POZNAN: Andrea Pirlo has been one of Italy’s most distinguished footballers of the modern era: Class, style and a wondrous ability not only to find space himself but to create even more for his team-mates; every game he plays presents his audience with the privilege of watching a master at work writes KEIR RADNEDGE.

Pity his defensive team-mates were not quite at his level. Pirlo curled in the free kick which provided the Azzurri with a 39th-minute lead over Croatia here in Poznan but slack covering allowed Mario Mandzukic the opportunity to  thump a 74th-minute equaliser and seize a deserved drop.

Pirlo was voted man of the match, a choice for once with which no-one, surely could disagree. In the first half in particular his vision had offered Italy the tantalising prospect of seeing the best of Mario Balotelli. Unfortunately the Manchester City man appeared quicker in thought than execution.

He had created and wasted a superb opportunity against Spain and here again he looked as if he were moving in slow-motion.

First he turned and fired wide in the third minute then he took too long thinking about how to despatch a superb angled cross from Pirlo. Finally he wasted the best opening of all by thumping a shot straight at keeper Stipe Pletikosa who was only happy to beat it out.

The one moment’s action appeared to spark ‘money chants’ from the Croat fans massed behind Pletikosa’s goal but he took no notice and continued to take up move dangerously in and out of the east European’s back line.

At the other end Croatia should have had a penalty in the 20th minute when Giorgio Chiellini threw out an arm to pull back Nikica Jelavic as the Everton turned him inside the penalty box. Both men went down and referee Howard Webb awarded a free kick against the Croat.

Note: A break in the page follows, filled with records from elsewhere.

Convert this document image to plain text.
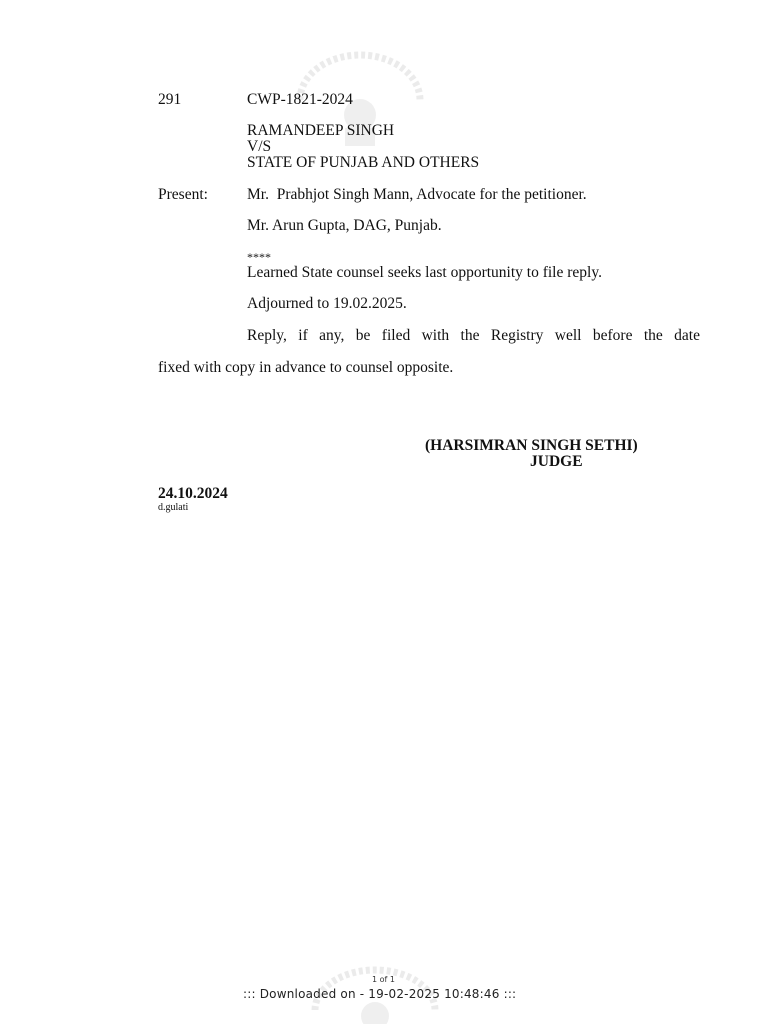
291	CWP-1821-2024
RAMANDEEP SINGH
V/S
STATE OF PUNJAB AND OTHERS
Present:	Mr.  Prabhjot Singh Mann, Advocate for the petitioner.
Mr. Arun Gupta, DAG, Punjab.
****
Learned State counsel seeks last opportunity to file reply.
Adjourned to 19.02.2025.
Reply, if any, be filed with the Registry well before the date
fixed with copy in advance to counsel opposite.
(HARSIMRAN SINGH SETHI)
JUDGE
24.10.2024
d.gulati
1 of 1
::: Downloaded on - 19-02-2025 10:48:46 :::
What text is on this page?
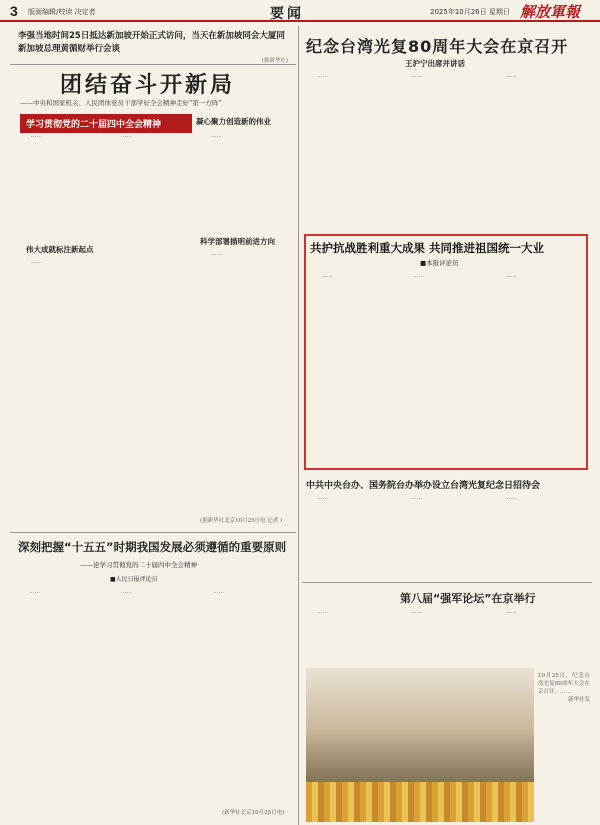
3 版面编辑/校读 决定者	要闻	2025年10月26日 星期日 解放軍報
李强当地时间25日抵达新加坡开始正式访问，当天在新加坡同会大厦同新加坡总理黄循财举行会谈
(据新华社)
团结奋斗开新局
——中央和国家机关、人民团体党员干部学好全会精神走好“第一方阵”
学习贯彻党的二十届四中全会精神	凝心聚力创造新的伟业
　　……
伟大成就标注新起点
　　……
　　……	　　……
科学部署描明前进方向
　　……
(据新华社北京10月25日电 记者 )
纪念台湾光复80周年大会在京召开
王沪宁出席并讲话
　　……	　　……	　　……
共护抗战胜利重大成果 共同推进祖国统一大业
■本报评论员
　　……	　　……	　　……
中共中央台办、国务院台办举办设立台湾光复纪念日招待会
　　……	　　……	　　……
第八届“强军论坛”在京举行
　　……	　　……	　　……
10月25日，纪念台湾光复80周年大会在京召开。……
新华社发
深刻把握“十五五”时期我国发展必须遵循的重要原则
——论学习贯彻党的二十届四中全会精神
■人民日报评论员
　　……	　　……	　　……
(新华社北京10月25日电)
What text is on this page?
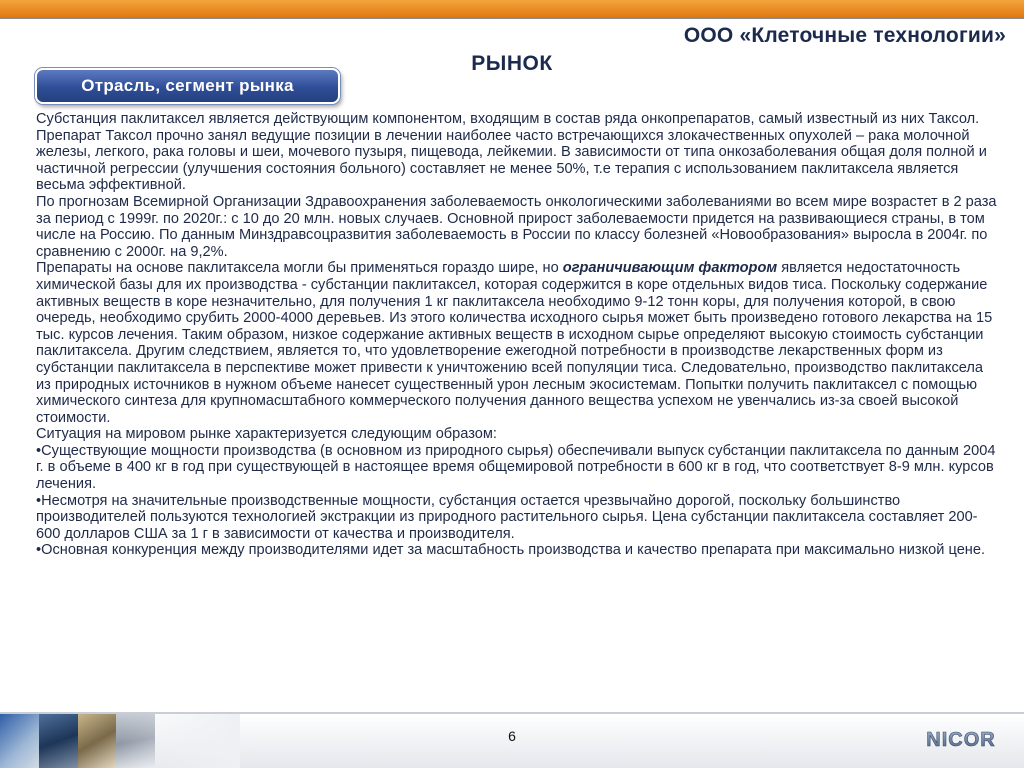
ООО «Клеточные технологии»
РЫНОК
Отрасль, сегмент рынка

Субстанция паклитаксел является действующим компонентом, входящим в состав ряда онкопрепаратов, самый известный из них Таксол. Препарат Таксол прочно занял ведущие позиции в лечении наиболее часто встречающихся злокачественных опухолей – рака молочной железы, легкого, рака головы и шеи, мочевого пузыря, пищевода, лейкемии. В зависимости от типа онкозаболевания общая доля полной и частичной регрессии (улучшения состояния больного) составляет не менее 50%, т.е терапия с использованием паклитаксела является весьма эффективной.

По прогнозам Всемирной Организации Здравоохранения заболеваемость онкологическими заболеваниями во всем мире возрастет в 2 раза за период с 1999г. по 2020г.: с 10 до 20 млн. новых случаев. Основной прирост заболеваемости придется на развивающиеся страны, в том числе на Россию. По данным Минздравсоцразвития заболеваемость в России по классу болезней «Новообразования» выросла в 2004г. по сравнению с 2000г. на 9,2%.

Препараты на основе паклитаксела могли бы применяться гораздо шире, но ограничивающим фактором является недостаточность химической базы для их производства - субстанции паклитаксел, которая содержится в коре отдельных видов тиса. Поскольку содержание активных веществ в коре незначительно, для получения 1 кг паклитаксела необходимо 9-12 тонн коры, для получения которой, в свою очередь, необходимо срубить 2000-4000 деревьев. Из этого количества исходного сырья может быть произведено готового лекарства на 15 тыс. курсов лечения. Таким образом, низкое содержание активных веществ в исходном сырье определяют высокую стоимость субстанции паклитаксела. Другим следствием, является то, что удовлетворение ежегодной потребности в производстве лекарственных форм из субстанции паклитаксела в перспективе может привести к уничтожению всей популяции тиса. Следовательно, производство паклитаксела из природных источников в нужном объеме нанесет существенный урон лесным экосистемам. Попытки получить паклитаксел с помощью химического синтеза для крупномасштабного коммерческого получения данного вещества успехом не увенчались из-за своей высокой стоимости.

Ситуация на мировом рынке характеризуется следующим образом:

•Существующие мощности производства (в основном из природного сырья) обеспечивали выпуск субстанции паклитаксела по данным 2004 г. в объеме в 400 кг в год при существующей в настоящее время общемировой потребности в 600 кг в год, что соответствует 8-9 млн. курсов лечения.

•Несмотря на значительные производственные мощности, субстанция остается чрезвычайно дорогой, поскольку большинство производителей пользуются технологией экстракции из природного растительного сырья. Цена субстанции паклитаксела составляет 200-600 долларов США за 1 г в зависимости от качества и производителя.

•Основная конкуренция между производителями идет за масштабность производства и качество препарата при максимально низкой цене.

6	NICOR
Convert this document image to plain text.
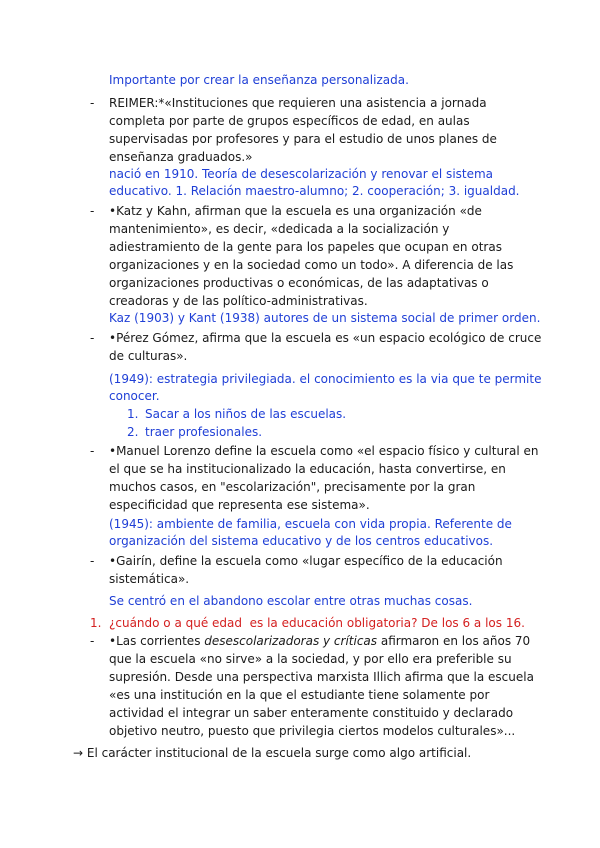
Importante por crear la enseñanza personalizada.

-	REIMER:*«Instituciones que requieren una asistencia a jornada

completa por parte de grupos específicos de edad, en aulas

supervisadas por profesores y para el estudio de unos planes de

enseñanza graduados.»

nació en 1910. Teoría de desescolarización y renovar el sistema

educativo. 1. Relación maestro-alumno; 2. cooperación; 3. igualdad.

-	•Katz y Kahn, afirman que la escuela es una organización «de

mantenimiento», es decir, «dedicada a la socialización y

adiestramiento de la gente para los papeles que ocupan en otras

organizaciones y en la sociedad como un todo». A diferencia de las

organizaciones productivas o económicas, de las adaptativas o

creadoras y de las político-administrativas.

Kaz (1903) y Kant (1938) autores de un sistema social de primer orden.

-	•Pérez Gómez, afirma que la escuela es «un espacio ecológico de cruce

de culturas».

(1949): estrategia privilegiada. el conocimiento es la via que te permite

conocer.

1. Sacar a los niños de las escuelas.

2. traer profesionales.

-	•Manuel Lorenzo define la escuela como «el espacio físico y cultural en

el que se ha institucionalizado la educación, hasta convertirse, en

muchos casos, en "escolarización", precisamente por la gran

especificidad que representa ese sistema».

(1945): ambiente de familia, escuela con vida propia. Referente de

organización del sistema educativo y de los centros educativos.

-	•Gairín, define la escuela como «lugar específico de la educación

sistemática».

Se centró en el abandono escolar entre otras muchas cosas.

1. ¿cuándo o a qué edad  es la educación obligatoria? De los 6 a los 16.

-	•Las corrientes desescolarizadoras y críticas afirmaron en los años 70

que la escuela «no sirve» a la sociedad, y por ello era preferible su

supresión. Desde una perspectiva marxista Illich afirma que la escuela

«es una institución en la que el estudiante tiene solamente por

actividad el integrar un saber enteramente constituido y declarado

objetivo neutro, puesto que privilegia ciertos modelos culturales»...

→ El carácter institucional de la escuela surge como algo artificial.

That was just a brief respite for Croatia. Otherwise Italy grew in confidence and creative threat. Pletikosa made a sharp double save from Claudio Marchisio but he was at fault when Pirlo squeezed a free kick between keeper and right-hand post.

Croatia, predictably, stepped up the tempo after half-time. Luka Modric moved further forward and was twice narrowly off target with long-range efforts. Italy appeared satisfied to cover up and paid the price for fading ambition when Ivan Strinic hurled over a long teasing cross from the left and Mandzukic thumped the ball home via Gigi Buffon’s left-hand post.

Croatia maintained their momentum by making the more effective substitutions. They gained in pace and Italy failed to match them. A draw suited Croatia better and there were worth it, too.